Film-maker Ferran Brooks ushers the master into a tentacular rejuvenation chamber on YouTube. Impressive visuals. Italian Lovecraftian Andrea Bonazzi also has an animated birthday card somewhere on Twitter. Unmentionable horror trigger-warning: Lovecraft is made to smile in both.

The scholarly Lovecraft Annual No. 15, 2021 was announced with a table-of-contents. No cover-colour this year — transparent cellulose, perhaps?

The Mexican Lovecraftians have what appears to be a birthday symposium in Mexico City.
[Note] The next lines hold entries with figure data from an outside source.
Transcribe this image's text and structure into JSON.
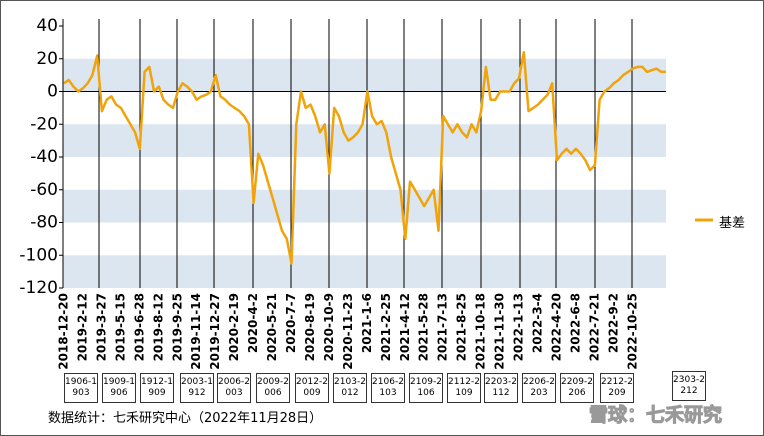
{
  "chart_data": {
    "type": "line",
    "categories": [
      "2018-12-20",
      null,
      null,
      null,
      "2019-2-12",
      null,
      null,
      null,
      "2019-3-27",
      null,
      null,
      null,
      "2019-5-15",
      null,
      null,
      null,
      "2019-6-28",
      null,
      null,
      null,
      "2019-8-12",
      null,
      null,
      null,
      "2019-9-25",
      null,
      null,
      null,
      "2019-11-14",
      null,
      null,
      null,
      "2019-12-27",
      null,
      null,
      null,
      "2020-2-19",
      null,
      null,
      null,
      "2020-4-2",
      null,
      null,
      null,
      "2020-5-21",
      null,
      null,
      null,
      "2020-7-7",
      null,
      null,
      null,
      "2020-8-19",
      null,
      null,
      null,
      "2020-10-9",
      null,
      null,
      null,
      "2020-11-23",
      null,
      null,
      null,
      "2021-1-6",
      null,
      null,
      null,
      "2021-2-25",
      null,
      null,
      null,
      "2021-4-12",
      null,
      null,
      null,
      "2021-5-28",
      null,
      null,
      null,
      "2021-7-13",
      null,
      null,
      null,
      "2021-8-25",
      null,
      null,
      null,
      "2021-10-18",
      null,
      null,
      null,
      "2021-11-30",
      null,
      null,
      null,
      "2022-1-13",
      null,
      null,
      null,
      "2022-3-4",
      null,
      null,
      null,
      "2022-4-20",
      null,
      null,
      null,
      "2022-6-8",
      null,
      null,
      null,
      "2022-7-21",
      null,
      null,
      null,
      "2022-9-2",
      null,
      null,
      null,
      "2022-10-25",
      null,
      null,
      null,
      null,
      null,
      null,
      null
    ],
    "series": [
      {
        "name": "基差",
        "color": "#f0a30a",
        "values": [
          5,
          7,
          3,
          0,
          2,
          5,
          10,
          22,
          -12,
          -5,
          -3,
          -8,
          -10,
          -15,
          -20,
          -25,
          -35,
          12,
          15,
          0,
          3,
          -5,
          -8,
          -10,
          0,
          5,
          3,
          0,
          -5,
          -3,
          -2,
          0,
          10,
          -3,
          -5,
          -8,
          -10,
          -12,
          -15,
          -20,
          -68,
          -38,
          -45,
          -55,
          -65,
          -75,
          -85,
          -90,
          -105,
          -20,
          0,
          -10,
          -8,
          -15,
          -25,
          -20,
          -50,
          -10,
          -15,
          -25,
          -30,
          -28,
          -25,
          -20,
          0,
          -15,
          -20,
          -18,
          -25,
          -40,
          -50,
          -60,
          -90,
          -55,
          -60,
          -65,
          -70,
          -65,
          -60,
          -85,
          -15,
          -20,
          -25,
          -20,
          -25,
          -28,
          -20,
          -25,
          -12,
          15,
          -5,
          -5,
          0,
          0,
          0,
          5,
          8,
          24,
          -12,
          -10,
          -8,
          -5,
          -2,
          5,
          -42,
          -38,
          -35,
          -38,
          -35,
          -38,
          -42,
          -48,
          -45,
          -5,
          0,
          2,
          5,
          7,
          10,
          12,
          14,
          15,
          15,
          12,
          13,
          14,
          12,
          12
        ]
      }
    ],
    "ylim": [
      -120,
      40
    ],
    "yticks": [
      40,
      20,
      0,
      -20,
      -40,
      -60,
      -80,
      -100,
      -120
    ],
    "legend": "right",
    "contracts": [
      "1906-1903",
      "1909-1906",
      "1912-1909",
      "2003-1912",
      "2006-2003",
      "2009-2006",
      "2012-2009",
      "2103-2012",
      "2106-2103",
      "2109-2106",
      "2112-2109",
      "2203-2112",
      "2206-2203",
      "2209-2206",
      "2212-2209",
      "2303-2212"
    ],
    "source": "数据统计：七禾研究中心（2022年11月28日）",
    "watermark": "雪球：七禾研究"
  }
}
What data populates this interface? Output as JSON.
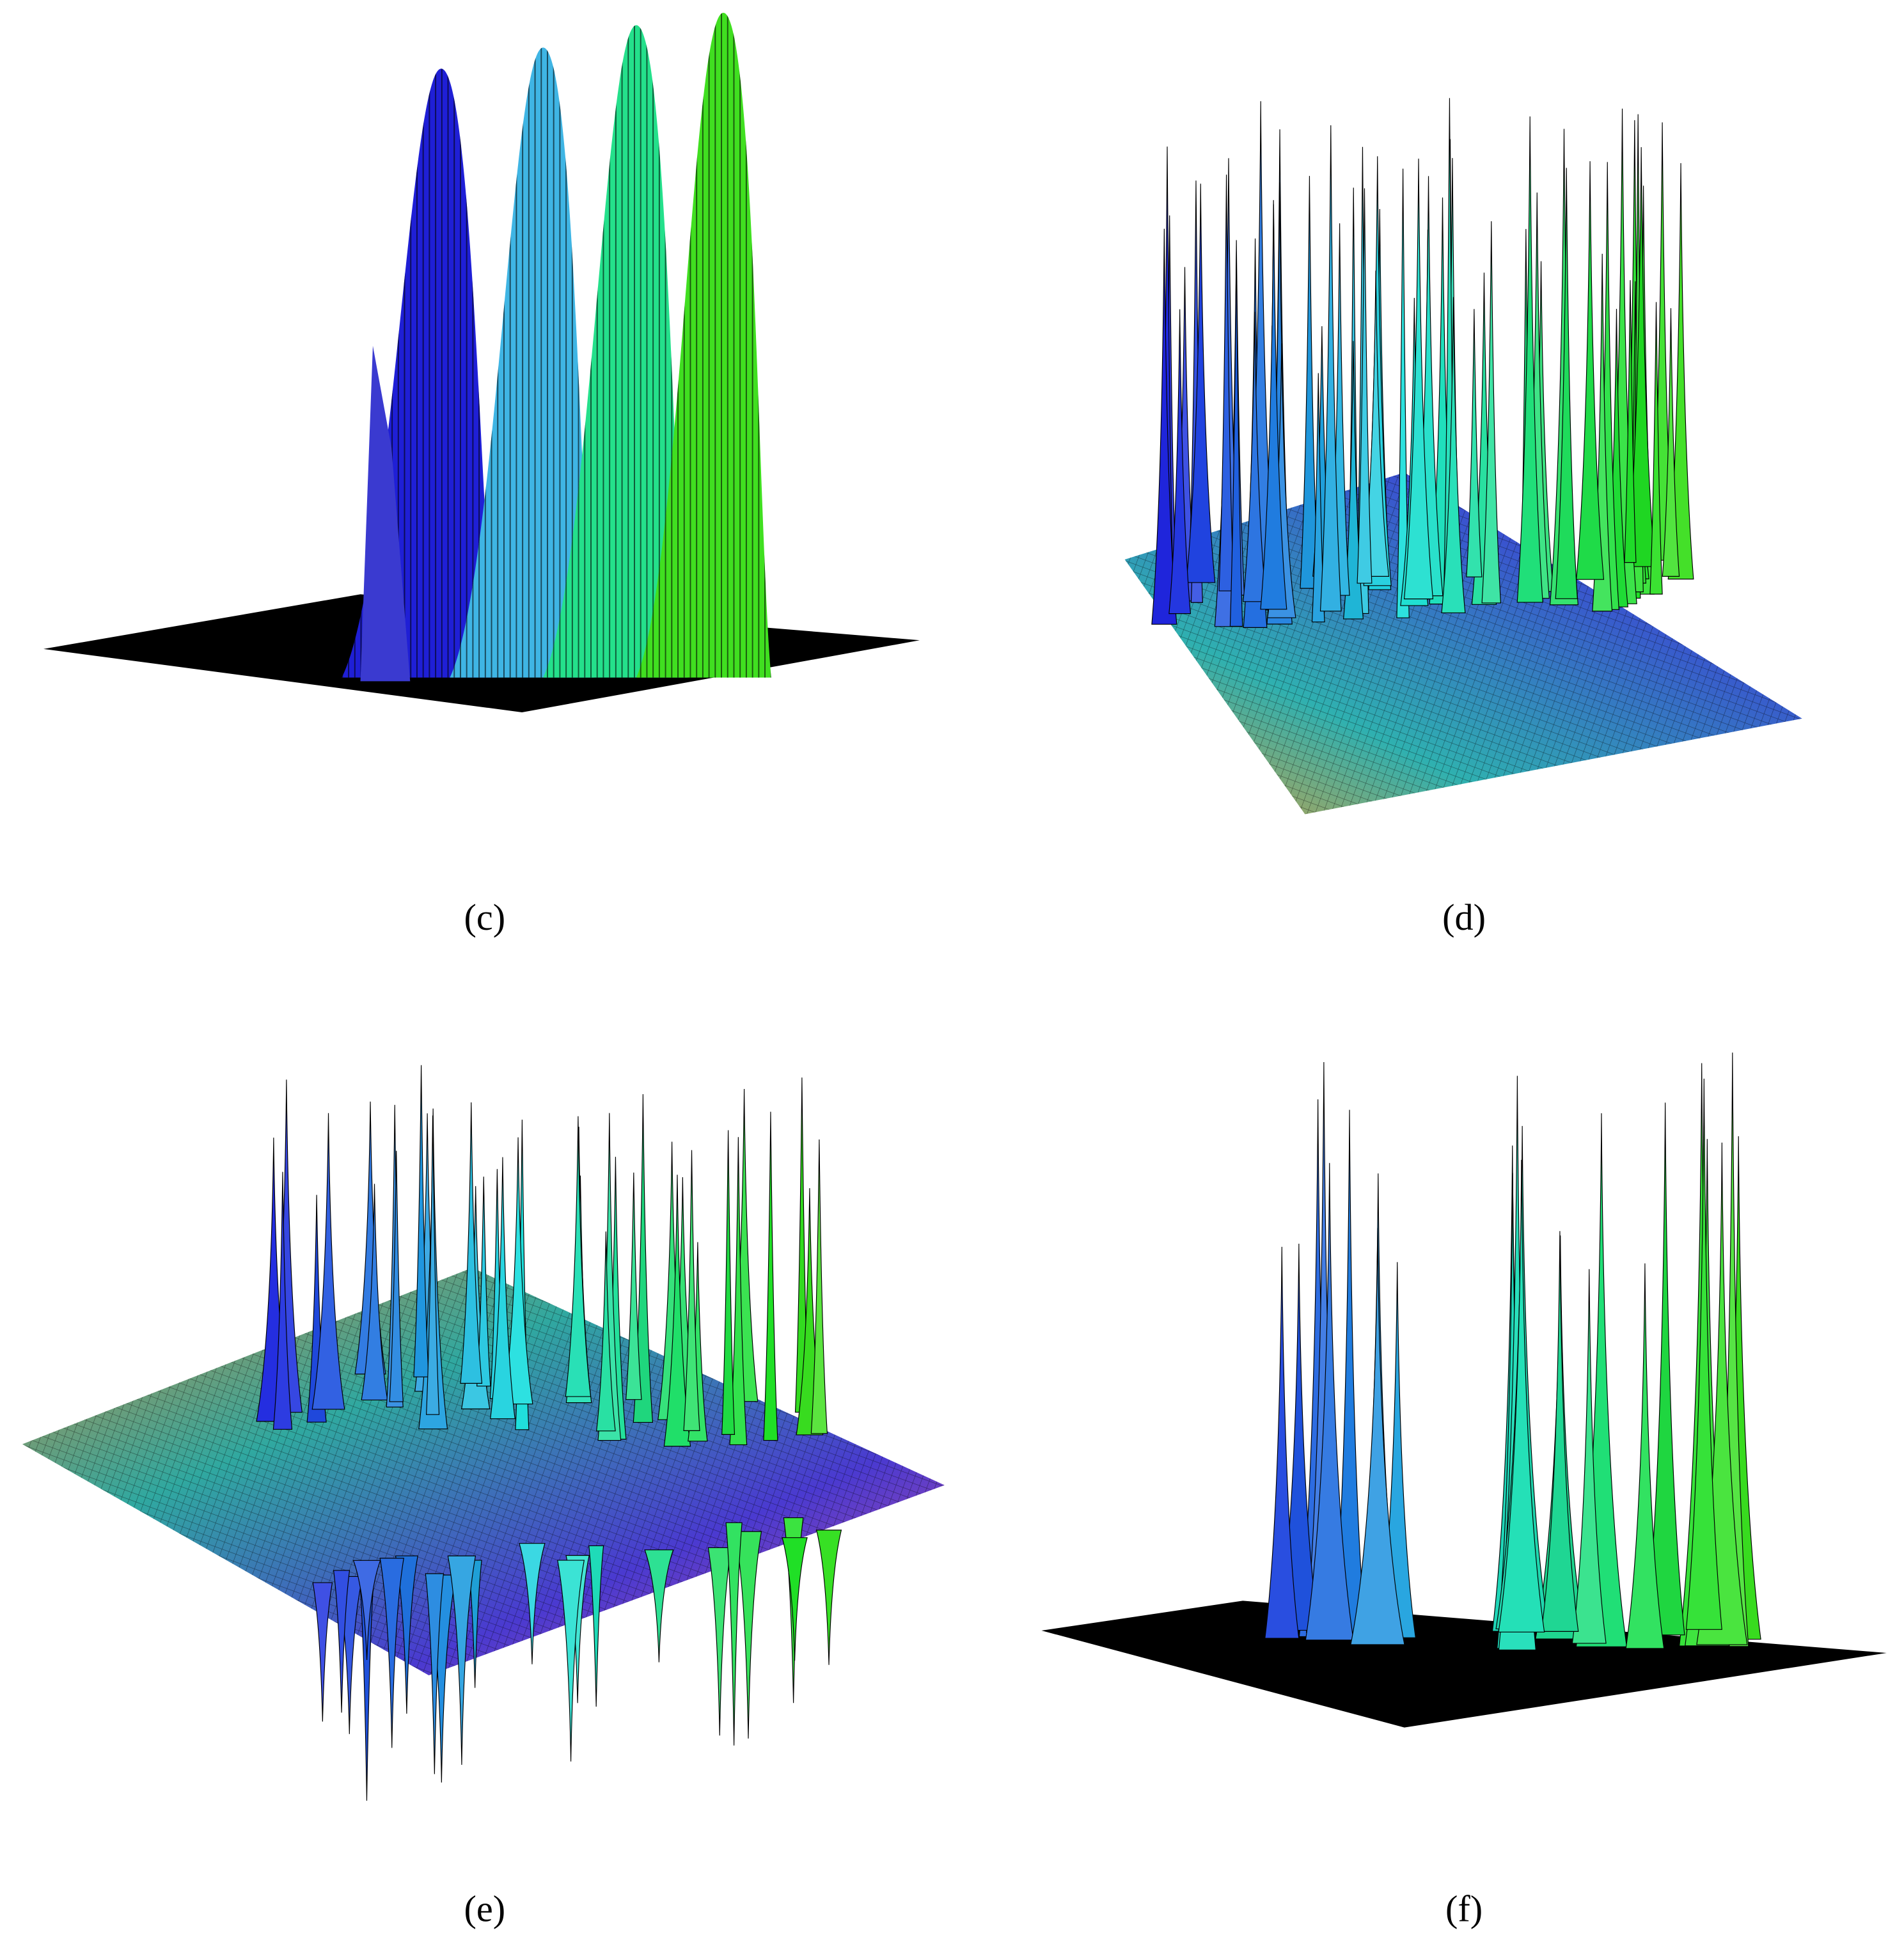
{
  "panels": [
    {
      "label": "(c)"
    },
    {
      "label": "(d)"
    },
    {
      "label": "(e)"
    },
    {
      "label": "(f)"
    }
  ]
}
Dark Adventure Radio Theatre chose the day to ship the digital deliveries on their new “The Horror in the Museum” production. CDs will be shipping by the end of the month.

BitGolem has released a free Dagon in VR game for the birthday.

On ArtStation illustrator Andrea Guardino has a fine birthday Cthulhu painting.

I released a free index for Lovecraft’s poetry, as found in the second edition of The Ancient Track.

I also updated my “Lovecraft for beginners” guide/FAQ page, and Bobby Derie has what appears to be a new FAQ page for Lovecraft.